This is a common strategy used by banks as they design products that cater for all their customers’ financial needs, thereby keeping them within the bank.

How are Insurance Brokers different from retail sellers?

They both earn commissions from the placement of coverage with the insurer. The product the client receives is only as good as the results in the case of a claim. The role of the insurance broker is to offer professional advice based on the client’s best interests. The broker has a variety of insurance products available based on the client’s requirements, circumstances, and budget.

With the direct market, the goal is to offer a cheaper product. Efforts in mass media advertising rely heavily upon keeping their campaign subject matter and entertaining value to achieve this effect.

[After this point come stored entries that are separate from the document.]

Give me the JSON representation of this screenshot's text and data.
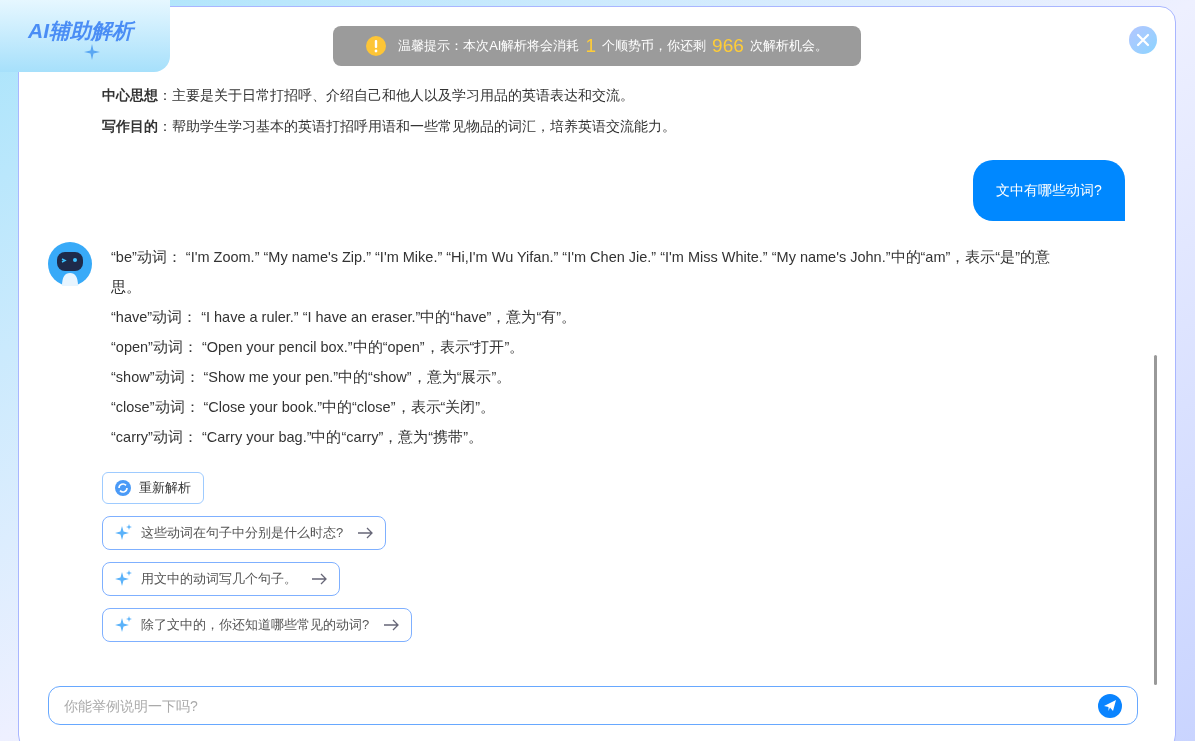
{
  "header": {
    "logo": "AI辅助解析"
  },
  "notice": {
    "label": "温馨提示：本次AI解析将会消耗",
    "cost": "1",
    "middle": "个顺势币，你还剩",
    "remaining": "966",
    "tail": "次解析机会。"
  },
  "summary": [
    "**中心思想**：主要是关于日常打招呼、介绍自己和他人以及学习用品的英语表达和交流。",
    "**写作目的**：帮助学生学习基本的英语打招呼用语和一些常见物品的词汇，培养英语交流能力。"
  ],
  "user_message": "文中有哪些动词?",
  "answer_lines": [
    "“be”动词： “I'm Zoom.” “My name's Zip.” “I'm Mike.” “Hi,I'm Wu Yifan.” “I'm Chen Jie.” “I'm Miss White.” “My name's John.”中的“am”，表示“是”的意思。",
    "“have”动词： “I have a ruler.” “I have an eraser.”中的“have”，意为“有”。",
    "“open”动词： “Open your pencil box.”中的“open”，表示“打开”。",
    "“show”动词： “Show me your pen.”中的“show”，意为“展示”。",
    "“close”动词： “Close your book.”中的“close”，表示“关闭”。",
    "“carry”动词： “Carry your bag.”中的“carry”，意为“携带”。"
  ],
  "regenerate_button": "重新解析",
  "suggestions": [
    "这些动词在句子中分别是什么时态?",
    "用文中的动词写几个句子。",
    "除了文中的，你还知道哪些常见的动词?"
  ],
  "input": {
    "placeholder": "你能举例说明一下吗?"
  }
}
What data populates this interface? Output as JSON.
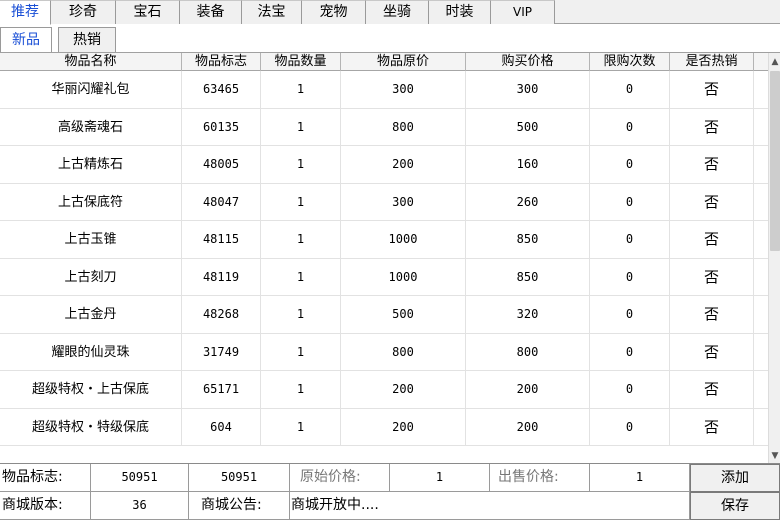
{
  "tabs": [
    "推荐",
    "珍奇",
    "宝石",
    "装备",
    "法宝",
    "宠物",
    "坐骑",
    "时装",
    "VIP"
  ],
  "subtabs": [
    "新品",
    "热销"
  ],
  "table": {
    "columns": [
      "物品名称",
      "物品标志",
      "物品数量",
      "物品原价",
      "购买价格",
      "限购次数",
      "是否热销"
    ],
    "rows": [
      [
        "华丽闪耀礼包",
        "63465",
        "1",
        "300",
        "300",
        "0",
        "否"
      ],
      [
        "高级斋魂石",
        "60135",
        "1",
        "800",
        "500",
        "0",
        "否"
      ],
      [
        "上古精炼石",
        "48005",
        "1",
        "200",
        "160",
        "0",
        "否"
      ],
      [
        "上古保底符",
        "48047",
        "1",
        "300",
        "260",
        "0",
        "否"
      ],
      [
        "上古玉锥",
        "48115",
        "1",
        "1000",
        "850",
        "0",
        "否"
      ],
      [
        "上古刻刀",
        "48119",
        "1",
        "1000",
        "850",
        "0",
        "否"
      ],
      [
        "上古金丹",
        "48268",
        "1",
        "500",
        "320",
        "0",
        "否"
      ],
      [
        "耀眼的仙灵珠",
        "31749",
        "1",
        "800",
        "800",
        "0",
        "否"
      ],
      [
        "超级特权・上古保底",
        "65171",
        "1",
        "200",
        "200",
        "0",
        "否"
      ],
      [
        "超级特权・特级保底",
        "604",
        "1",
        "200",
        "200",
        "0",
        "否"
      ]
    ]
  },
  "form": {
    "item_id_label": "物品标志:",
    "item_id_value1": "50951",
    "item_id_value2": "50951",
    "orig_price_label": "原始价格:",
    "orig_price_value": "1",
    "sell_price_label": "出售价格:",
    "sell_price_value": "1",
    "add_button": "添加",
    "version_label": "商城版本:",
    "version_value": "36",
    "notice_label": "商城公告:",
    "notice_value": "商城开放中....",
    "save_button": "保存"
  },
  "colors": {
    "active_tab_text": "#1a4fd6"
  }
}
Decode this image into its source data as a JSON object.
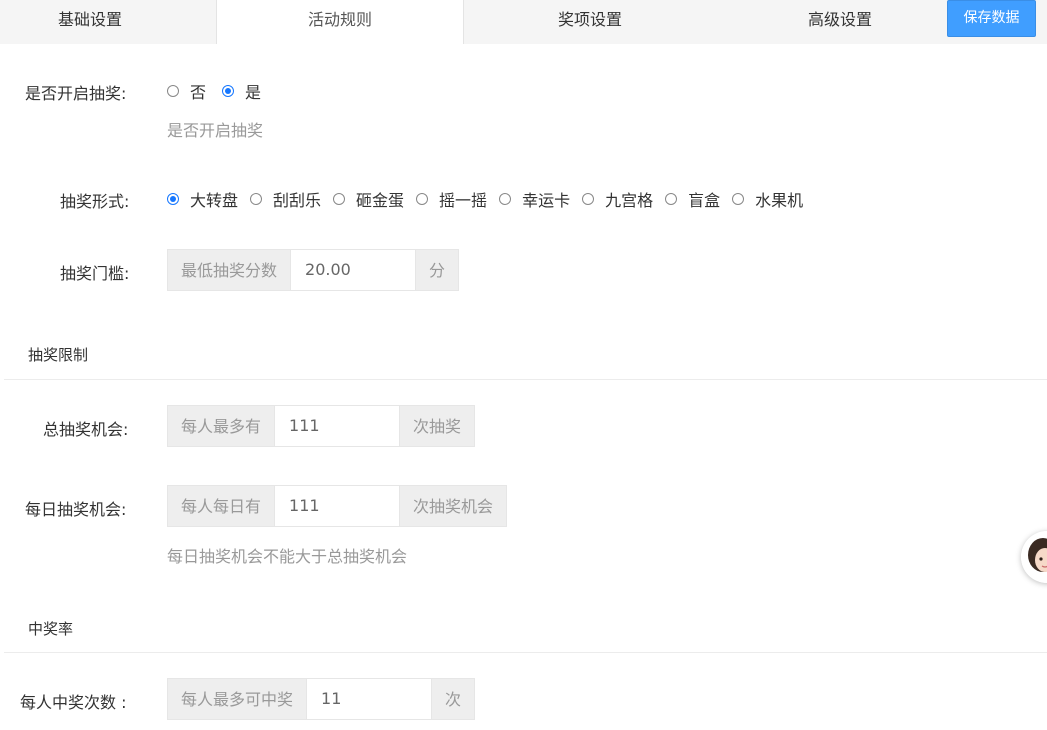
{
  "tabs": [
    {
      "label": "基础设置",
      "active": false
    },
    {
      "label": "活动规则",
      "active": true
    },
    {
      "label": "奖项设置",
      "active": false
    },
    {
      "label": "高级设置",
      "active": false
    }
  ],
  "save_button": "保存数据",
  "lottery_enable": {
    "label": "是否开启抽奖:",
    "options": [
      "否",
      "是"
    ],
    "selected": "是",
    "help": "是否开启抽奖"
  },
  "lottery_form": {
    "label": "抽奖形式:",
    "options": [
      "大转盘",
      "刮刮乐",
      "砸金蛋",
      "摇一摇",
      "幸运卡",
      "九宫格",
      "盲盒",
      "水果机"
    ],
    "selected": "大转盘"
  },
  "threshold": {
    "label": "抽奖门槛:",
    "prefix": "最低抽奖分数",
    "value": "20.00",
    "suffix": "分"
  },
  "limits_section": "抽奖限制",
  "total_chances": {
    "label": "总抽奖机会:",
    "prefix": "每人最多有",
    "value": "111",
    "suffix": "次抽奖"
  },
  "daily_chances": {
    "label": "每日抽奖机会:",
    "prefix": "每人每日有",
    "value": "111",
    "suffix": "次抽奖机会",
    "help": "每日抽奖机会不能大于总抽奖机会"
  },
  "win_rate_section": "中奖率",
  "win_times": {
    "label": "每人中奖次数 :",
    "prefix": "每人最多可中奖",
    "value": "11",
    "suffix": "次"
  },
  "colors": {
    "accent": "#409eff",
    "radio": "#1677ff"
  },
  "icons": {
    "avatar": "support-avatar-icon"
  }
}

The product is made deliberately cheaper, utilizing strict acceptance criteria and limiting policy coverage and benefits.

Business owners were asked in a recent study why they prefer dealing with a broker.

Common feedback was that a broker could suggest the most appropriate cover based on their previous experience of the situation. This gives business owners more confidence than dealing with complex insurance policy.

The process of settling claims should be a major consideration in any insurance purchase. Brokers recommend insurers based on their ability to provide excellent claims service. Contracts and settlements of insurance claims can be complex and having professional guidance during the process is invaluable. Excessive conditions, exclusions, and policy wording can result in confusion, lack of trust, and poor perception of the insurance industry.

It is the broker’s responsibility to remove any confusion and provide the most suitable product for the client.

Direct market insurers can be beneficial if price is the most important factor when purchasing insurance. However, product quality diminishes when cover price is optimized. Cheaper policies often have strict acceptance eligibility, and the retailer’s call-center consultants must follow scripting. High volumes of phone calls mean highly regimented transaction processes. Often, ‘closing the deal’ becomes the most important part of the process.